Glycosylated hemoglobin (HbA1c) level reflects the blood glucose level over the preceding 2 months, and can be used to diagnose diabetes or to evaluate blood glucose control in patients known to be diabetic. Clinical and observational studies have reported that reducing HbA1c levels results in a lower incidence of cardiovascular complications in diabetic patients with a shorter time since diagnosis, but not in diabetic patients with a longer time since diagnosis. Starting treatment for diabetes at an earlier stage is therefore thought to be important for decreasing the risk of cardiovascular events.

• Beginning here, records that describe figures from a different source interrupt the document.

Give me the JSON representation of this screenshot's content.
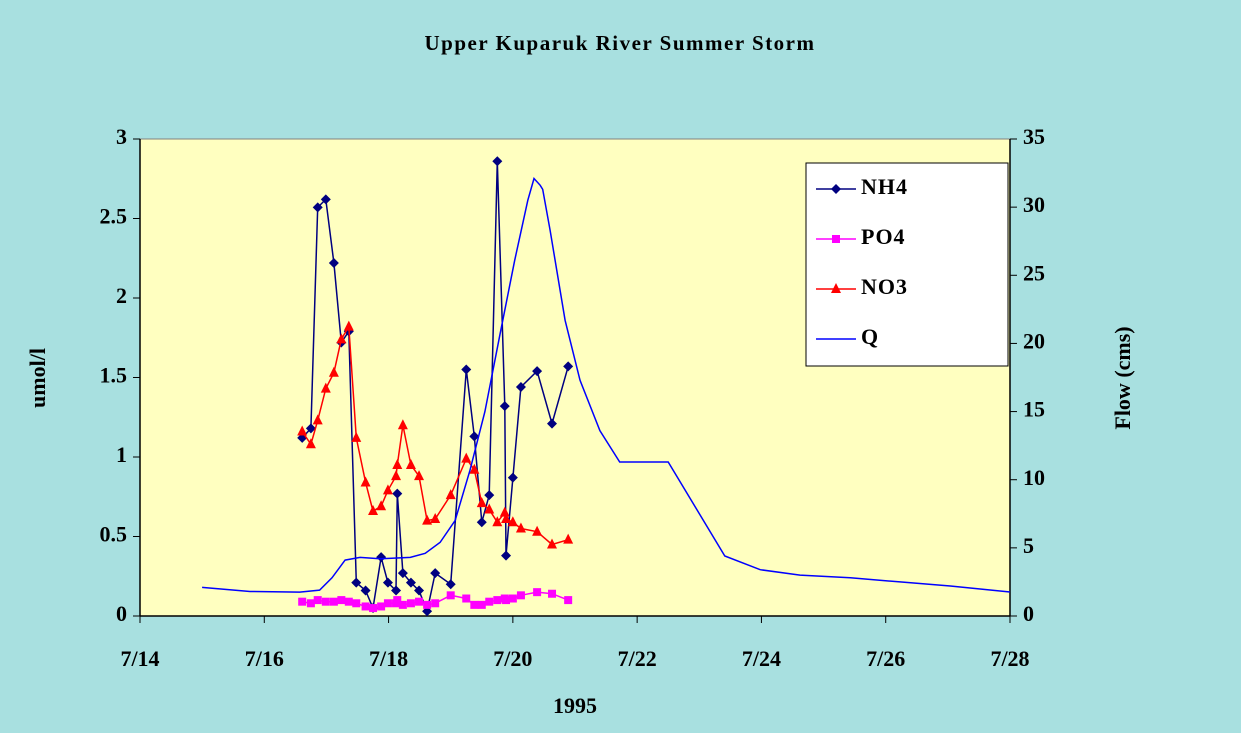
{
  "chart_data": {
    "type": "line",
    "title": "Upper Kuparuk River Summer Storm",
    "xlabel": "1995",
    "ylabel": "umol/l",
    "y2label": "Flow (cms)",
    "xlim": [
      14,
      28
    ],
    "xticks": [
      {
        "value": 14,
        "label": "7/14"
      },
      {
        "value": 16,
        "label": "7/16"
      },
      {
        "value": 18,
        "label": "7/18"
      },
      {
        "value": 20,
        "label": "7/20"
      },
      {
        "value": 22,
        "label": "7/22"
      },
      {
        "value": 24,
        "label": "7/24"
      },
      {
        "value": 26,
        "label": "7/26"
      },
      {
        "value": 28,
        "label": "7/28"
      }
    ],
    "ylim": [
      0,
      3
    ],
    "yticks": [
      0,
      0.5,
      1,
      1.5,
      2,
      2.5,
      3
    ],
    "y2lim": [
      0,
      35
    ],
    "y2ticks": [
      0,
      5,
      10,
      15,
      20,
      25,
      30,
      35
    ],
    "legend": "upper right",
    "background": "#a8e0e0",
    "plot_background": "#ffffc0",
    "series": [
      {
        "name": "NH4",
        "color": "#000080",
        "marker": "diamond",
        "x": [
          16.61,
          16.75,
          16.86,
          16.99,
          17.12,
          17.24,
          17.36,
          17.48,
          17.63,
          17.75,
          17.88,
          17.99,
          18.12,
          18.14,
          18.23,
          18.36,
          18.49,
          18.62,
          18.75,
          19.0,
          19.25,
          19.38,
          19.5,
          19.62,
          19.75,
          19.87,
          19.89,
          20.0,
          20.13,
          20.39,
          20.63,
          20.89
        ],
        "values": [
          1.12,
          1.18,
          2.57,
          2.62,
          2.22,
          1.72,
          1.79,
          0.21,
          0.16,
          0.05,
          0.37,
          0.21,
          0.16,
          0.77,
          0.27,
          0.21,
          0.16,
          0.03,
          0.27,
          0.2,
          1.55,
          1.13,
          0.59,
          0.76,
          2.86,
          1.32,
          0.38,
          0.87,
          1.44,
          1.54,
          1.21,
          1.57
        ]
      },
      {
        "name": "PO4",
        "color": "#ff00ff",
        "marker": "square",
        "x": [
          16.61,
          16.75,
          16.86,
          16.99,
          17.12,
          17.24,
          17.36,
          17.48,
          17.63,
          17.75,
          17.88,
          17.99,
          18.12,
          18.14,
          18.23,
          18.36,
          18.49,
          18.62,
          18.75,
          19.0,
          19.25,
          19.38,
          19.5,
          19.62,
          19.75,
          19.87,
          19.89,
          20.0,
          20.13,
          20.39,
          20.63,
          20.89
        ],
        "values": [
          0.09,
          0.08,
          0.1,
          0.09,
          0.09,
          0.1,
          0.09,
          0.08,
          0.06,
          0.05,
          0.06,
          0.08,
          0.08,
          0.1,
          0.07,
          0.08,
          0.09,
          0.07,
          0.08,
          0.13,
          0.11,
          0.07,
          0.07,
          0.09,
          0.1,
          0.11,
          0.1,
          0.11,
          0.13,
          0.15,
          0.14,
          0.1
        ]
      },
      {
        "name": "NO3",
        "color": "#ff0000",
        "marker": "triangle",
        "x": [
          16.61,
          16.75,
          16.86,
          16.99,
          17.12,
          17.24,
          17.36,
          17.48,
          17.63,
          17.75,
          17.88,
          17.99,
          18.12,
          18.14,
          18.23,
          18.36,
          18.49,
          18.62,
          18.75,
          19.0,
          19.25,
          19.38,
          19.5,
          19.62,
          19.75,
          19.87,
          19.89,
          20.0,
          20.13,
          20.39,
          20.63,
          20.89
        ],
        "values": [
          1.16,
          1.08,
          1.23,
          1.43,
          1.53,
          1.74,
          1.82,
          1.12,
          0.84,
          0.66,
          0.69,
          0.79,
          0.88,
          0.95,
          1.2,
          0.95,
          0.88,
          0.6,
          0.61,
          0.76,
          0.99,
          0.92,
          0.71,
          0.67,
          0.59,
          0.65,
          0.61,
          0.59,
          0.55,
          0.53,
          0.45,
          0.48
        ]
      },
      {
        "name": "Q",
        "color": "#0000ff",
        "axis": "y2",
        "x": [
          15.0,
          15.77,
          16.57,
          16.89,
          17.09,
          17.3,
          17.54,
          17.86,
          18.35,
          18.59,
          18.83,
          19.07,
          19.31,
          19.55,
          19.79,
          20.03,
          20.24,
          20.34,
          20.44,
          20.48,
          20.6,
          20.84,
          21.08,
          21.4,
          21.72,
          22.05,
          22.5,
          23.41,
          23.98,
          24.62,
          25.43,
          26.23,
          27.04,
          28.0
        ],
        "values": [
          2.1,
          1.8,
          1.75,
          1.9,
          2.8,
          4.1,
          4.3,
          4.2,
          4.3,
          4.6,
          5.4,
          7.0,
          10.7,
          15.0,
          20.6,
          26.1,
          30.5,
          32.1,
          31.6,
          31.3,
          28.3,
          21.7,
          17.3,
          13.6,
          11.3,
          11.3,
          11.3,
          4.4,
          3.4,
          3.0,
          2.8,
          2.5,
          2.2,
          1.76
        ]
      }
    ]
  }
}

Current diabetes treatment programs aim to lower HbA1c levels. However, recent clinical studies have found that hypoglycemia and postprandial hyperglycemia are also associated with the development of cardiovascular disease. Treatment choices should therefore consider control of variations in blood glucose levels, as well as HbA1c levels, to reduce the risk of cardiovascular events. Continuous glucose monitoring (CGM) and self-monitoring of blood glucose routinely record variations in blood glucose levels. CGM can evaluate changes in blood glucose levels, because it allows recording over several days.
DPP-4 inhibitors are oral antihyperglycemic drugs that have recently become available for diabetes treatment. They enhance the actions of incretin, which promotes insulin secretion and suppresses glucagon secretion depending on blood glucose levels, thereby improving blood glucose control without inducing hypoglycemia. Various effects of incretin such as pancreatic β-cell protection and cardiovascular protection are expected to reduce the risk of development of cardiovascular diseases. DPP-4 inhibitors are considered effective for the treatment of type 2 diabetes mellitus in Asian patients, including Japanese patients, who often have insufficient insulin secretion, in contrast to Caucasian patients who usually have insulin resistance. However, few studies have examined differences in the control of blood glucose levels between different DPP-4 inhibitors. Sitagliptin and vildagliptin are known to have different efficacy in suppressing DPP-4 activity. We conducted a crossover pilot study named Jikei-Vildagliptin and sitagliptin with CGM TO Real blood glucose control in type 2 diAbetes (J-VICTORIA). This study compared the DPP-4 inhibitors vildagliptin and sitagliptin, using CGM to evaluate blood glucose levels and analyze fluctuations in blood glucose levels. We also compared cardiovascular parameters between patients taking vildagliptin and sitagliptin by measuring plasma levels of brain natriuretic peptide (BNP) and plasminogen activator inhibitor-1 (PAI-1).